Length : 3.30 Minutes
What is Support and Resistance?
In technical analysis support and resistance is one of the most widely used concepts. Many traders observe these support and resistance levels for potential trade setups.
Support is a price level where a downtrend can be expected to pause due to a concentration of demand. As the price of a currency pair drops, demand for that specific currency pair increases, thus forming the support zone.
Meanwhile, resistance zones arise due to a sell-off when prices increase. To put it differently, resistance is the price point at which the rise in the price of a currency pair is halted by the emergence of a growing number of sellers who wish to sell the underlying currency pair at that price level.
Generally speaking, market has proven over the years that the more often price tests a level of resistance or support without breaking it, the stronger the area of resistance or support is.
However, bear in mind that as a price reaches a point of support or resistance level, it could either respect the zone and bounce back or violate it and continue in its direction till it reaches to the new support or resistance level.

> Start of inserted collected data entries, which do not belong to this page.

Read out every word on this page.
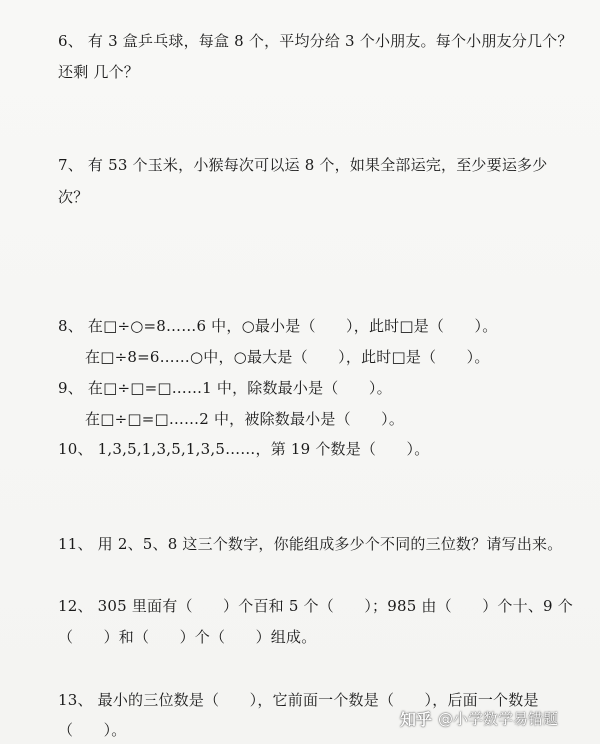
6、 有 3 盒乒乓球，每盒 8 个，平均分给 3 个小朋友。每个小朋友分几个？
还剩 几个？
7、 有 53 个玉米，小猴每次可以运 8 个，如果全部运完，至少要运多少
次？
8、 在□÷○=8……6 中，○最小是（　　），此时□是（　　）。
在□÷8=6……○中，○最大是（　　），此时□是（　　）。
9、 在□÷□=□……1 中，除数最小是（　　）。
在□÷□=□……2 中，被除数最小是（　　）。
10、 1,3,5,1,3,5,1,3,5……，第 19 个数是（　　）。
11、 用 2、5、8 这三个数字，你能组成多少个不同的三位数？请写出来。
12、 305 里面有（　　）个百和 5 个（　　）；985 由（　　）个十、9 个
（　　）和（　　）个（　　）组成。
13、 最小的三位数是（　　），它前面一个数是（　　），后面一个数是
（　　）。
知乎 @小学数学易错题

In addition, support and resistance levels have a tendency to form at around round numbers. This attribute is due to psychological aspect associated with the round numbers, most of the traders pick their support and resistance levels at around round numbers.
Identifying these levels not only could help to eliminate bad trades as they could potentially point out oversold and overbought zones, but also could be used for identifying good entry and exit price levels if used in conjunction with other related indicators.
Below are two examples to illustrate the use and the significance of the support and resistance in technical trading.
In the NZD/CHF chart above, the power of resistance can be clearly observed that the price has tried to reach and break through more than 5 times but the resistance level has hold up strong. This is a great opportunity for a sell setup near the resistance level after the second or the third touch. As always, it is advised to confirm with another indicator in order to assure that the resistance level is strong to hold up. And in this case we have Relative Strength Index (RSI) indicator, which also giving overbought signals and confirmation to sell. This is a great trade setup as you can short the market at least three times before the resistance level is penetrated.
The EUR/AUD chart above is another example of support and resistance. Notice that just like the previous example the price has touched the support level more than five times, and at the same time RSI is signalling the existence of the oversold condition right around the support level. Thus, there are opportunities to buy around the support level. In addition, as you can see once the support level is violated and price has broken through, the level changes its role and serves as resistance.
In general, support and resistance level can not be ignored regardless of the strategy used by traders. They are one of the most effective technical strategies, and identifying the important support and resistance levels and using them in conjunction with other technical tools could generate high quality trade setups with great potential return.